有個有本事的爸爸感覺真好。隻要眼睛紅一下,委屈一點,就有人替你出頭了。也不用和之前那樣辛苦的想方設法去和人鬥來鬥去的。他當初過的就是這種日子啊。
晚上自然是要回去招待所休息的,唐年年翻來覆去睡不著,“家樹,我都沒想到我還能看到我爸爸。”
沈家樹道,“開心嗎?”
“開心。有個親人多好啊。”雖然和爸爸很多年沒見,但是唐年年能感覺到對方對自己的關心和愛護。
她以前真的很渴望有個人真心實意的愛她。幸好後來有家樹了,現在又多了一個爸爸。
沈家樹道,“所以你以後啥也不用操心了,每天快快樂樂的過日子就成。”
第二天,唐文遠帶著沈家樹和唐年年去了周家。他出現在大院裏的時候,所有人都還沒認出來。
畢竟唐文遠變化挺大的,加上別人也沒想到他還會活著,所以都沒認出來。
但是這會兒跟著唐年年一起,大家隻覺得眼熟,就多問了一句。
唐年年道,“這是我爸,我親爸,他沒死。”
這可真是讓化工家樹大院的人驚呆了。
唐文遠他們沒多做停留,直奔周家。
他們特意挑了中午來的,這會兒大家都下班在家裏。
劉如慧開了門,看到唐年年的時候臉色一變,但是還沒來得及說什麼,就看到了唐年年身邊的唐文遠。
她頓時嚇了一跳。
“你,你……”
“我回來了。”唐文遠道。
劉如慧的臉色頓時變得難看了。有驚嚇和心虛。
周明問道,“誰來了?”
他往門口這邊看了一眼,一下子也驚住了。但是也並沒有見到死人複活的時候的驚嚇,而是有一種果然如此的神態。
劉如慧不是個能藏得住秘密的人。

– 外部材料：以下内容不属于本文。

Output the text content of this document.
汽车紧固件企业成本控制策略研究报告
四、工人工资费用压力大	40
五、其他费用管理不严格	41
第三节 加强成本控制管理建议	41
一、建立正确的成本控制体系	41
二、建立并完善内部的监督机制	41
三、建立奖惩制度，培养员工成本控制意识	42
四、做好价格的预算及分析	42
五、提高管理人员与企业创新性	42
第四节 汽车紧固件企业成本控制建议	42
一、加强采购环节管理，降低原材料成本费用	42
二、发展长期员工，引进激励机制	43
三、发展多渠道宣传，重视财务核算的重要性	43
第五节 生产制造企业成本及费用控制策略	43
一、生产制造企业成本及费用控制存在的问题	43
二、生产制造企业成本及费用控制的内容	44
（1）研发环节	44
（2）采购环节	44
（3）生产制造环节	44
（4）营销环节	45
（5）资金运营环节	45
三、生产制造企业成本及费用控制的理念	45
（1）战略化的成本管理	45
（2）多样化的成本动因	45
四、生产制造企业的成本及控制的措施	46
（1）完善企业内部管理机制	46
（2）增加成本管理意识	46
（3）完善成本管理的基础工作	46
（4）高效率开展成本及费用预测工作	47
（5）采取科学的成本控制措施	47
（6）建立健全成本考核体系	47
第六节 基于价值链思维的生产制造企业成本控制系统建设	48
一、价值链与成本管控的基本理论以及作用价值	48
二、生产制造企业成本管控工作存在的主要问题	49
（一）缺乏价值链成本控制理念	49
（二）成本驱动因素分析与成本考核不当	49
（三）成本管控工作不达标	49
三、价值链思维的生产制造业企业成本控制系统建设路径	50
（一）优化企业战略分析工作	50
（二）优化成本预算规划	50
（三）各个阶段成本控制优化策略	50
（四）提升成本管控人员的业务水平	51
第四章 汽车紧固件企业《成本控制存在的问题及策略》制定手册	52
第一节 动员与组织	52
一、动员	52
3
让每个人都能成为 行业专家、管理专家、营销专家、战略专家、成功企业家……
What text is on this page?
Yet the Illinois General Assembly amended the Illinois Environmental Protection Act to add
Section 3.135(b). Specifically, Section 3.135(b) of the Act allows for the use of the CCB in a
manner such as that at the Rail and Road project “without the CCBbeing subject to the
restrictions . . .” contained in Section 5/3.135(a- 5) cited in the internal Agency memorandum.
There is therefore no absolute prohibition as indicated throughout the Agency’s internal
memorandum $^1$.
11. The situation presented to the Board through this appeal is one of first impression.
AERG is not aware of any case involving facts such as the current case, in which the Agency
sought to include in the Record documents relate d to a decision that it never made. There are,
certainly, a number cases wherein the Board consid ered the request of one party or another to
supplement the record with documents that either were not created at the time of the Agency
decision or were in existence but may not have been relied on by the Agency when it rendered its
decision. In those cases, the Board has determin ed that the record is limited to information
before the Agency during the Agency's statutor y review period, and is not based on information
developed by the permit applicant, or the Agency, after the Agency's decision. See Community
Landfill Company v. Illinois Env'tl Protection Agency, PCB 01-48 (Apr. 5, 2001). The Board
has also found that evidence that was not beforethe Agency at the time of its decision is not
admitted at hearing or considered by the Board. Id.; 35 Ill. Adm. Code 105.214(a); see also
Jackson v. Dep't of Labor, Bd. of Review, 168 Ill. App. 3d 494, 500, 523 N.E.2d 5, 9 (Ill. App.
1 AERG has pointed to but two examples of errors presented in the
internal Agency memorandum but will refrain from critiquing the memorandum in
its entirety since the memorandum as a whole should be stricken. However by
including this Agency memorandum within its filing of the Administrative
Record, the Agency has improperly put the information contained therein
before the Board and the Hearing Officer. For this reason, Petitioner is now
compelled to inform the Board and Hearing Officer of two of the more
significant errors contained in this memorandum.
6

她雖然沒說,但是從經常拿錢,到每次提起唐文遠的時候的那種神態,就不像提起死人的樣子。周明就一直有些猜測,人真的沒了?
但是人又一直沒出現,他就希望人真的是沒了。
所以現在看到唐文遠你,雖然吃驚,卻沒有那種驚嚇的心情。
唐文遠領著女兒女婿走進門來。
看著這一家子過得挺好的,隻有自己的女兒過得艱難。
周明臉色複雜道,“你竟然沒死。”
唐文遠道,“不敢死啊,你看看我閨女過的什麼日子。”
周思蘭和周承家一臉霧水。周思蘭問道,“爸,這是誰啊?”
“年年的爸。”
周思蘭:“……!”年年爸不是死了嗎?
不過她也不怕,唐年年在她家裏長大,吃喝都是她家的。這個當爸的也沒資格來說自家的不好。而且她爸都是廠長了,還有什麼好怕的?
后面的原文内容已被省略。